Data compilations indicate that so far much emphasis has been placed in determining nutrient flux through litterfall and decomposition in undisturbed tropical rain forests (Bray and Gorham, 1964; Proctor, 1983, 1984; Clark et al., 2001) and there are limited data related with the response of litterfall dynamics to disturbances (Hall and Okaly, 1979; Lodge et al., 1991; Herbohn and Congdon, 1993; Arunachalam et al., 1998; Vogt et al., 1986).

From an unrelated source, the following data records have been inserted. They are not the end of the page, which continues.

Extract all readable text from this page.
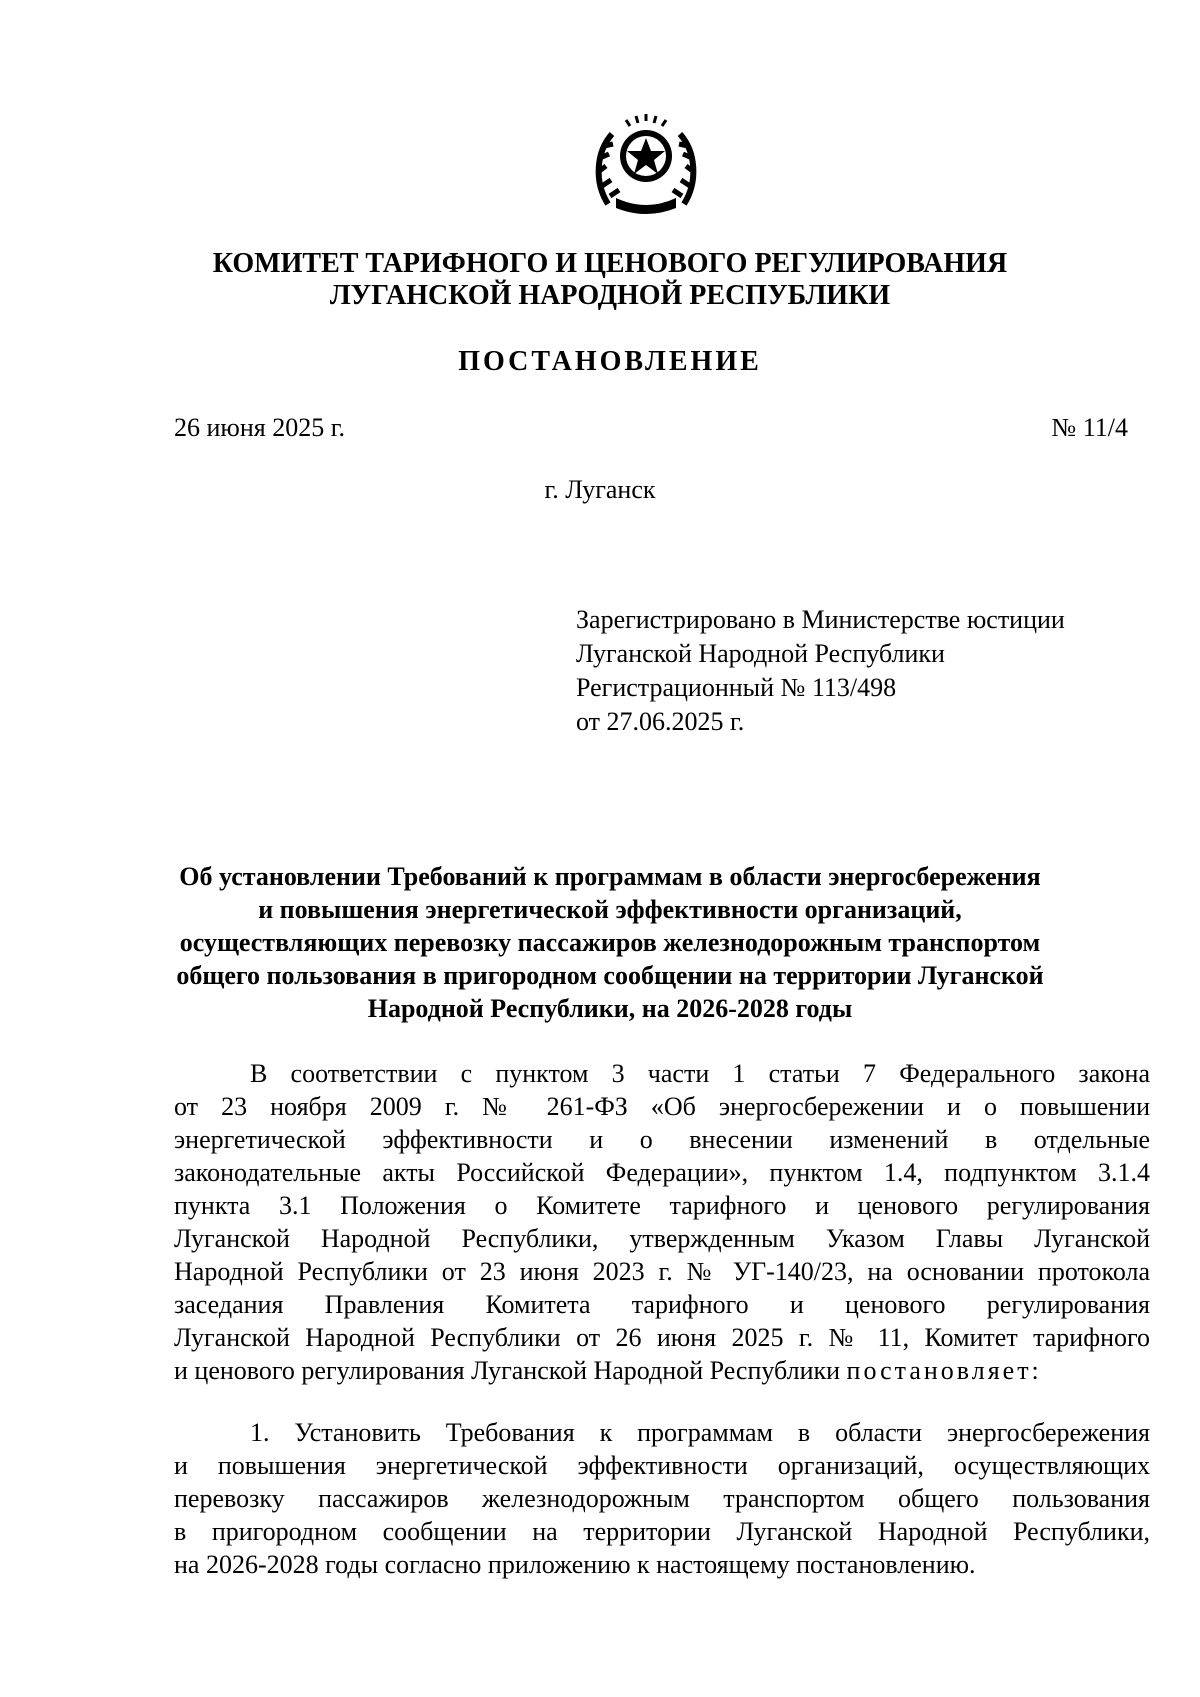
КОМИТЕТ ТАРИФНОГО И ЦЕНОВОГО РЕГУЛИРОВАНИЯ
ЛУГАНСКОЙ НАРОДНОЙ РЕСПУБЛИКИ
ПОСТАНОВЛЕНИЕ
26 июня 2025 г.	№ 11/4
г. Луганск
Зарегистрировано в Министерстве юстиции
Луганской Народной Республики
Регистрационный № 113/498
от 27.06.2025 г.
Об установлении Требований к программам в области энергосбережения
и повышения энергетической эффективности организаций,
осуществляющих перевозку пассажиров железнодорожным транспортом
общего пользования в пригородном сообщении на территории Луганской
Народной Республики, на 2026-2028 годы
В соответствии с пунктом 3 части 1 статьи 7 Федерального закона
от 23 ноября 2009 г. № 261-ФЗ «Об энергосбережении и о повышении
энергетической эффективности и о внесении изменений в отдельные
законодательные акты Российской Федерации», пунктом 1.4, подпунктом 3.1.4
пункта 3.1 Положения о Комитете тарифного и ценового регулирования
Луганской Народной Республики, утвержденным Указом Главы Луганской
Народной Республики от 23 июня 2023 г. № УГ-140/23, на основании протокола
заседания Правления Комитета тарифного и ценового регулирования
Луганской Народной Республики от 26 июня 2025 г. № 11, Комитет тарифного
и ценового регулирования Луганской Народной Республики постановляет:
1. Установить Требования к программам в области энергосбережения
и повышения энергетической эффективности организаций, осуществляющих
перевозку пассажиров железнодорожным транспортом общего пользования
в пригородном сообщении на территории Луганской Народной Республики,
на 2026-2028 годы согласно приложению к настоящему постановлению.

Disturbances influence the composition and structure of tropical forests (Lodge et al., 1991; Dezzeo et al., 2004) and therefore change the nutrient cycling patterns, changing the equilibrium between production of biomass, accumulation of organic matter and decomposition and absorption of nutrients (Jordan, 1985; Barnes et al., 1998). Forest disturbances and savannization are critical environmental issues associated with forest fires in the Gran Sabana, Southern Venezuela. In this region the vegetation cover is characterized by a mosaic of primary forests, secondary forests and savanna. This vegetation mosaic represents a transitional stage in a long term savannization process, which is originally triggered by fires but is essentially conditioned by soil chemical stress and episodic drought stress (Fölster, 1986; Dezzeo et al., 2004). High acidity, low base cations and a high amount of toxic elements in the soils limit the microbial activity and are responsible for the accumulation of organic matter on the soil surface (Fölster et al., 2001; Priess and Fölster, 2001), making the forests highly susceptible to fire, especially during exceptionally dry years.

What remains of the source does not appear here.